That's in theory. In practice, the better deal would have to be insanely advantageous to the bottom line, because the outgoing contractor would take so much familiarity and institutional knowledge with them, and the incoming team would be playing catch-up on a steep learning curve from day one. Although often that plays out as not so disruptive because the outgoing contractors are suddenly in danger of being laid off because they're not on a viable assignment, and the incoming team may very well recruit (poach) from the losing side, in order to retain that aforementioned wealth of intangibles, or as much of it as possible.
Back in 2009, just a few months before I started this here blog, I was already working for my current employer but on a different contract. It was a newer and shorter contract for a newly stood-up agency, and we went through a re-compete, and I felt pretty self-assured because of the logic I laid out above. Why would they ditch us when we had just gone through the process of learning the ropes, why would they throw that away and start over? I wasn't overly cocky, I did everything that was asked of me to help with the re-compete effort, but I didn't lose any sleep over it. And then we lost the re-compete, and I was benched, and I was not poached by the contractor that ended up winning the new contract. But luckily I was contacted by someone who had one opening on their contract, and that's where I've been ever since, up to and including today.
So I have seen firsthand that incumbency is not invulnerability. But, on the other hand, the situations are kind of apples and oranges. On my previous contract, we were more or less making things up as we went along, very much in keeping with how the brand spanking new agency was conducting itself. It's possible that we doubled down on things in our re-compete proposal that were actually very different from where the decision-makers had determined they wanted to go in the future, and the groundwork we had laid worked against us in the eyes of people who wanted fresh ideas and course corrections. Whereas in my current gig, it's a much more well-established (dinosaur) agency, and this is not even our first re-compete. It's my first, since I jumped on about five years ago, but it's the second or quite possibly the third for the team as a whole. I think I heard someone say we've been in place supporting these endeavors for 16 years, which is crazy but at least the kind of crazy that may work to my benefit.

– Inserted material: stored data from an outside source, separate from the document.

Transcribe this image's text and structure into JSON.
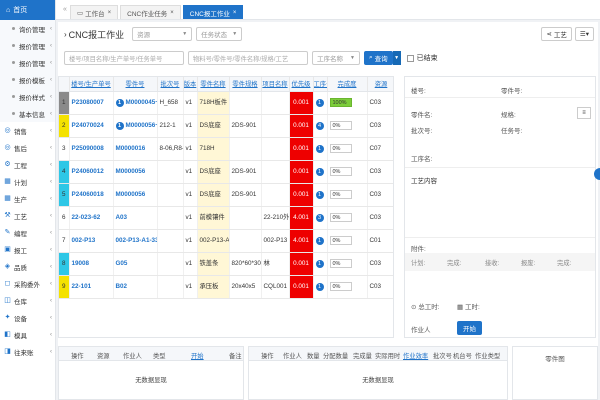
{
  "sidebar": {
    "top_label": "首页",
    "items": [
      {
        "label": "询价管理",
        "sub": true
      },
      {
        "label": "报价管理",
        "sub": true
      },
      {
        "label": "报价管理",
        "sub": true
      },
      {
        "label": "报价模板",
        "sub": true
      },
      {
        "label": "报价样式",
        "sub": true
      },
      {
        "label": "基本信息",
        "sub": true
      },
      {
        "label": "销售",
        "sub": false
      },
      {
        "label": "售后",
        "sub": false
      },
      {
        "label": "工程",
        "sub": false
      },
      {
        "label": "计划",
        "sub": false
      },
      {
        "label": "生产",
        "sub": false
      },
      {
        "label": "工艺",
        "sub": false
      },
      {
        "label": "编程",
        "sub": false
      },
      {
        "label": "报工",
        "sub": false
      },
      {
        "label": "品质",
        "sub": false
      },
      {
        "label": "采购委外",
        "sub": false
      },
      {
        "label": "仓库",
        "sub": false
      },
      {
        "label": "设备",
        "sub": false
      },
      {
        "label": "模具",
        "sub": false
      },
      {
        "label": "往来账",
        "sub": false
      }
    ]
  },
  "tabs": [
    {
      "label": "工作台",
      "active": false
    },
    {
      "label": "CNC作业任务",
      "active": false
    },
    {
      "label": "CNC报工作业",
      "active": true
    }
  ],
  "header": {
    "title": "CNC报工作业",
    "select_resource": "资源",
    "select_status": "任务状态",
    "tool_process": "工艺"
  },
  "filters": {
    "order_placeholder": "楼号/项目名称/生产单号/任务单号",
    "part_placeholder": "物料号/零件号/零件名称/规格/工艺",
    "process_name": "工序名称",
    "query_label": "查询",
    "finished_label": "已结束"
  },
  "table": {
    "columns": [
      "",
      "楼号/生产单号",
      "零件号",
      "批次号",
      "版本",
      "零件名称",
      "零件规格",
      "项目名称",
      "优先级",
      "工序号",
      "完成度",
      "资源"
    ],
    "rows": [
      {
        "idx": "1",
        "color": "#8a8a8a",
        "order": "P23080007",
        "part_icon": "1",
        "part": "M0000045~M0000069",
        "batch": "H_658",
        "ver": "v1",
        "name": "718H板件",
        "spec": "",
        "project": "",
        "prio": "0.001",
        "step": "1",
        "progress": "100%",
        "full": true,
        "res": "C03"
      },
      {
        "idx": "2",
        "color": "#f4e200",
        "order": "P24070024",
        "part_icon": "1",
        "part": "M0000056~A01",
        "batch": "212-1",
        "ver": "v1",
        "name": "DS底座",
        "spec": "2DS-901",
        "project": "",
        "prio": "0.001",
        "step": "4",
        "progress": "0%",
        "full": false,
        "res": "C03"
      },
      {
        "idx": "3",
        "color": "#ffffff",
        "order": "P25090008",
        "part_icon": "",
        "part": "M0000016",
        "batch": "8-06,R8-02,R8-05,R8",
        "ver": "v1",
        "name": "718H",
        "spec": "",
        "project": "",
        "prio": "0.001",
        "step": "1",
        "progress": "0%",
        "full": false,
        "res": "C07"
      },
      {
        "idx": "4",
        "color": "#2ec7e6",
        "order": "P24060012",
        "part_icon": "",
        "part": "M0000056",
        "batch": "",
        "ver": "v1",
        "name": "DS底座",
        "spec": "2DS-901",
        "project": "",
        "prio": "0.001",
        "step": "1",
        "progress": "0%",
        "full": false,
        "res": "C03"
      },
      {
        "idx": "5",
        "color": "#2ec7e6",
        "order": "P24060018",
        "part_icon": "",
        "part": "M0000056",
        "batch": "",
        "ver": "v1",
        "name": "DS底座",
        "spec": "2DS-901",
        "project": "",
        "prio": "0.001",
        "step": "1",
        "progress": "0%",
        "full": false,
        "res": "C03"
      },
      {
        "idx": "6",
        "color": "#ffffff",
        "order": "22-023-62",
        "part_icon": "",
        "part": "A03",
        "batch": "",
        "ver": "v1",
        "name": "前模镶件",
        "spec": "",
        "project": "22-210外壳",
        "prio": "4.001",
        "step": "3",
        "progress": "0%",
        "full": false,
        "res": "C03"
      },
      {
        "idx": "7",
        "color": "#ffffff",
        "order": "002-P13",
        "part_icon": "",
        "part": "002-P13-A1-33F1",
        "batch": "",
        "ver": "v1",
        "name": "002-P13-A1-33",
        "spec": "",
        "project": "002-P13",
        "prio": "4.001",
        "step": "1",
        "progress": "0%",
        "full": false,
        "res": "C01"
      },
      {
        "idx": "8",
        "color": "#2ec7e6",
        "order": "19008",
        "part_icon": "",
        "part": "G05",
        "batch": "",
        "ver": "v1",
        "name": "铁盖条",
        "spec": "820*60*30",
        "project": "林",
        "prio": "0.001",
        "step": "1",
        "progress": "0%",
        "full": false,
        "res": "C03"
      },
      {
        "idx": "9",
        "color": "#f4e200",
        "order": "22-101",
        "part_icon": "",
        "part": "B02",
        "batch": "",
        "ver": "v1",
        "name": "承压板",
        "spec": "20x40x5",
        "project": "CQL001",
        "prio": "0.001",
        "step": "1",
        "progress": "0%",
        "full": false,
        "res": "C03"
      }
    ]
  },
  "detail": {
    "building": "楼号:",
    "part_no": "零件号:",
    "part_name": "零件名:",
    "spec": "规格:",
    "batch": "批次号:",
    "task": "任务号:",
    "process": "工序名:",
    "content": "工艺内容",
    "attach": "附件:",
    "h_plan": "计划:",
    "h_done": "完成:",
    "h_recv": "接收:",
    "h_scrap": "报废:",
    "h_fin": "完成:",
    "start_time": "总工时:",
    "end_time": "工时:",
    "worker": "作业人",
    "start_btn": "开始"
  },
  "bottom_left": {
    "cols": [
      "操作",
      "资源",
      "作业人",
      "类型",
      "开始",
      "备注"
    ],
    "empty": "无数据显现"
  },
  "bottom_mid": {
    "cols": [
      "操作",
      "作业人",
      "数量",
      "分配数量",
      "完成量",
      "实际用时",
      "作业效率",
      "批次号",
      "机台号",
      "作业类型"
    ],
    "empty": "无数据显现"
  },
  "bottom_right": {
    "title": "零件图"
  }
}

At any rate, my contracting manager called a meeting this morning for the whole team to talk about what's going on with the contract, since everyone (who's paying attention) is understandably a little bit anxious to have the unresolved be resolved, one way or the other (hopefully one and not the other). And of course the first thing that our manager had to explain was that the governmental powers that be up and down the process chain are all a little behind and off-schedule, which means there's very little to report because they haven't even officially begun the re-compete process, despite the nearness of our contract's expiration date. We have been getting as ready as we can to submit our proposal in hopes of being awarded a new multi-year contract, but can only get so far without a specific set of guidelines provided by the government detailing what (if any) changes may be expected between what we have been doing and what will be required going forward. In order to take in multiple proposals, evaluate them all, and award the new contract for a seamless transition as the old contract ends, the government would probably need to already be in the take-in phase, and as I just said, they haven't even finalized the parameters that contractors should be proposing to follow and meet. So odds are there will be no new contract awarded when the old one runs out.
This is cause for a certain amount of consternation, but not outright alarm. It does not mean that work in this agency would grind to a halt as we all go home without pay (and possibly without jobs altogether) while the government figures out belatedly whom to hire on to restart the process. Once it becomes undeniably clear that the deadline would be blown, the government would negotiate a short-term (six months?) extension with my employer and life would go on as normal without a hitch. Again, it's always possible that the negotiations could implode and then we the grunts in the trenches (metaphorically speaking, all due respect to the actual soldiers whom or work supports)) really would be left in the lurch. But that's incredibly unlikely.
There's a certain logic in rooting for the government to blow the ever-shifting deadlines and be forced to grant my employer a temporary extension, because it seems natural to assume that we bolster our own chances of winning the re-compete by being gracious and accommodating about picking up the slack in a no-drama, no-fuss kind of way. Unfortunately, here in the real world, it doesn't work like that. We could get an extension and later be told "Thanks for sticking around a few extra months while we got our act together and decided we want to give the gig to your competitor. Also please document everything you've ever done so we can give it to the new guys and get them up to speed quickly." That is just the nature of the beast in this business. But, again, there's virtually nothing I, or any of my colleagues, can do about that, beyond showing up every day to execute our duties and not give the government any special reason to want us gone. Of course, this did not stop certain people at the team meeting from asking a lot of "what if" questions as if they just had to keep pushing and then my manager would bust out the crystal ball and give them definitive answers about what's going to happen down the road. But so it goes.